Monday came and we still had a lot to do. We’d organised for Leanne to pick up the plinth from the hairdressers later that day at the same time as picking up the head. In an hour break early on in the day we painted the plinth so it was ready in time. The rest of the day was spent finishing the hat, securing hair to the back of the head and covering up gaps. Leanne messaged us with a time which was a little earlier than we first anticipated, so it was a rush job to finish on time.
The big worry at this time was the moving of the head. We’d already moved the head without decoration in the lift so knew it would fit, but we had a new problem…moving it with a chicken wire frame and paper mache. In addition to this, it was heavier with all the heads and more fragile. Luckily Leanne turned up with a flat trolley which made it easy to manoeuvre out of the building. The lifting into the van was our biggest worry at that point.

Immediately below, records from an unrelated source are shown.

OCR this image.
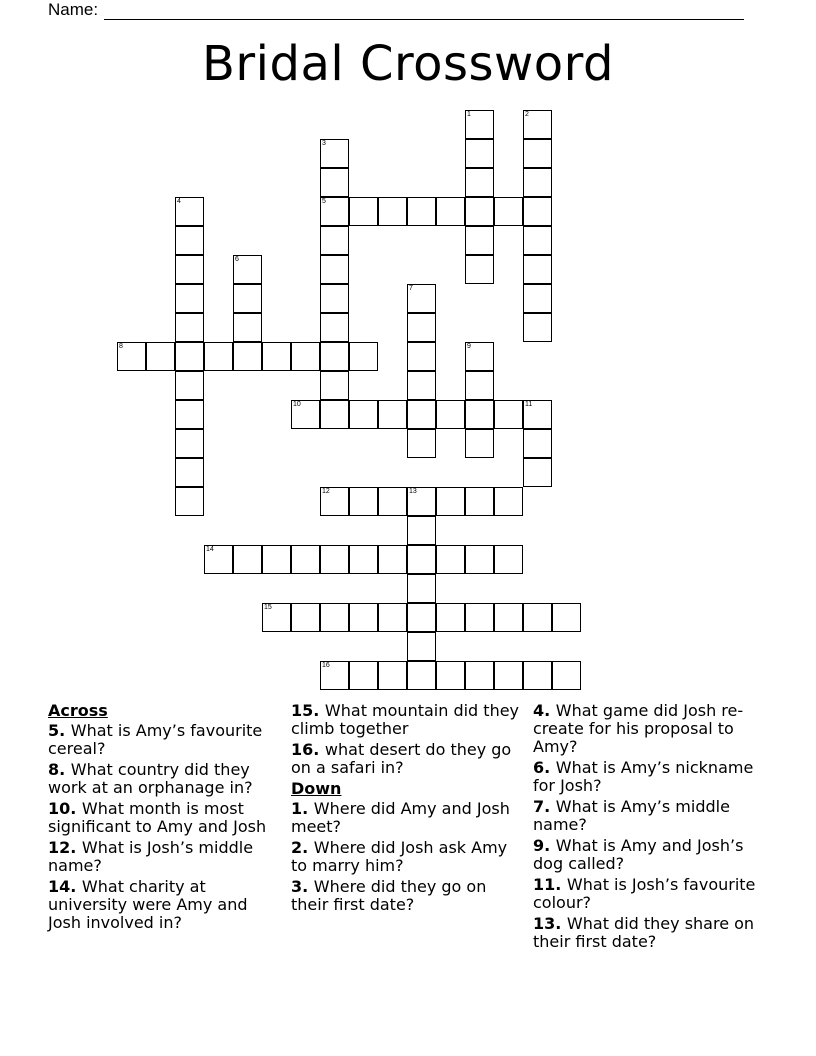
Name:
Bridal Crossword
1	2
3
5
4
6
7
8	9
10	11
12	13
14
15
16
Across
5. What is Amy’s favourite cereal?
8. What country did they work at an orphanage in?
10. What month is most significant to Amy and Josh
12. What is Josh’s middle name?
14. What charity at university were Amy and Josh involved in?
15. What mountain did they climb together
16. what desert do they go on a safari in?
Down
1. Where did Amy and Josh meet?
2. Where did Josh ask Amy to marry him?
3. Where did they go on their first date?
4. What game did Josh re-create for his proposal to Amy?
6. What is Amy’s nickname for Josh?
7. What is Amy’s middle name?
9. What is Amy and Josh’s dog called?
11. What is Josh’s favourite colour?
13. What did they share on their first date?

Amazingly we got away with a few scuffs on the paintwork but the heads and acrylic sheeting remained intact. We were given the area just outside the Nottingham Contemporary Gallery and Emma and I were left to fix hat and hair to head while Leanne and the guys went to pick up the plinth.
Overall the installation went well. The head was positioned and screwed to the plinth base.

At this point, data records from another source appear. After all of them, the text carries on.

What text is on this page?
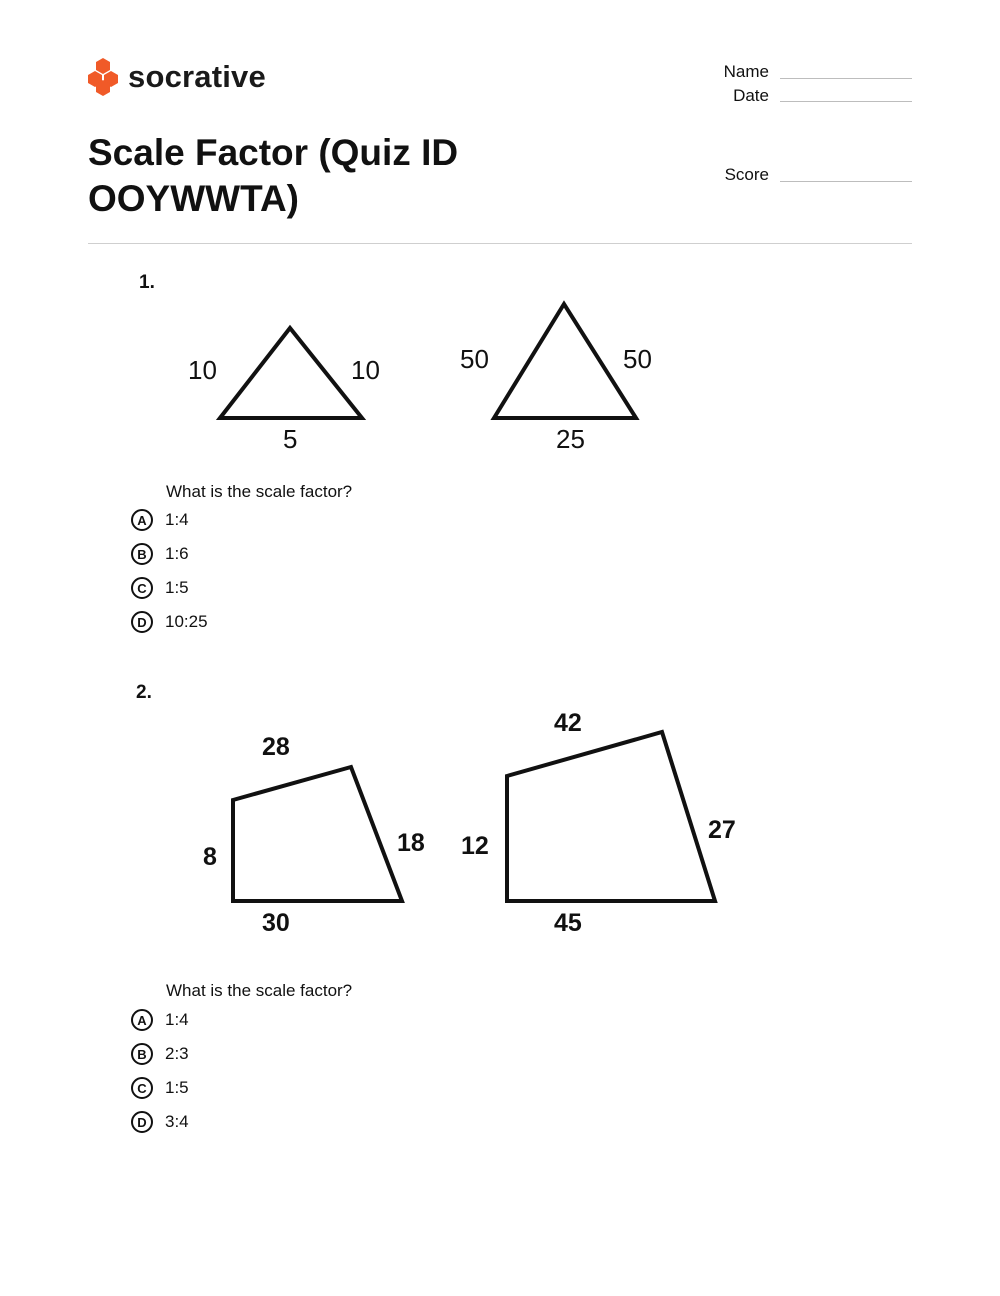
socrative
Scale Factor (Quiz ID OOYWWTA)
Name
Date
Score
1.
10	10
5
50	50
25
What is the scale factor?
A	1:4
B	1:6
C	1:5
D	10:25
2.
28
8	18
30
42
12
27
45
What is the scale factor?
A	1:4
B	2:3
C	1:5
D	3:4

The Robin Hood sculpture finished and in position outside the gallery.
Once it was finished we were relatively happy with the overall look. The main problems came with the rush job at the end which resulted in a less than perfect finish to some of the sections of the head. The back of the head was not secured as much as we’d have liked. We had to resort to gaffer tape in some areas which meant the hair was looser than initially designed, so of course over time, there was some hair loss, possibly due to wind or passing crowds. From a distance it had the desired effect. We watched as people walked past and stopped to look while we installed. The face area was visually striking both close up and from a distance. The acrylic worked and the content was interesting. Emma did a stunning job of edging it with the wool and creating an interesting pattern. Had the hair hat been finished on time, we could have finished everything off to higher standard. The back of the head with the hair pieces was visually striking as it did look like a head, though due to time constraints it wasn’t secured well enough. The sculpture did however fulfill the brief in the fact that it was designed largely by the hairdressers, adapted and built by us, finished on time and to budget. The concept of many heads coming together to create it was partially successful and it said something about the hairdressers in the creativity, use of recycled materials and the history/culture of Nottingham which also fulfilled the brief.
It taught us about time management and the need to adapt designs due to budget and practicalities. Design is all about compromise and problem solving and that’s no different whether you work in film, art or theatre. It’s also about negotiation and communication. I’m happy with the way we handled that side of the project. Between Emma and I we had contact every week with the hairdressers and Leanne from the council. Thankfully we managed our time well enough to allow the time needed at the end to finish the hat for the hairdressers. It’s important to remember that for future projects. If you are organised and try to finish ahead of schedule it allows for last-minute disasters.
A big thank you goes out to Mick from NTU workshop for sparing his time and space, to NTU and to Leanne.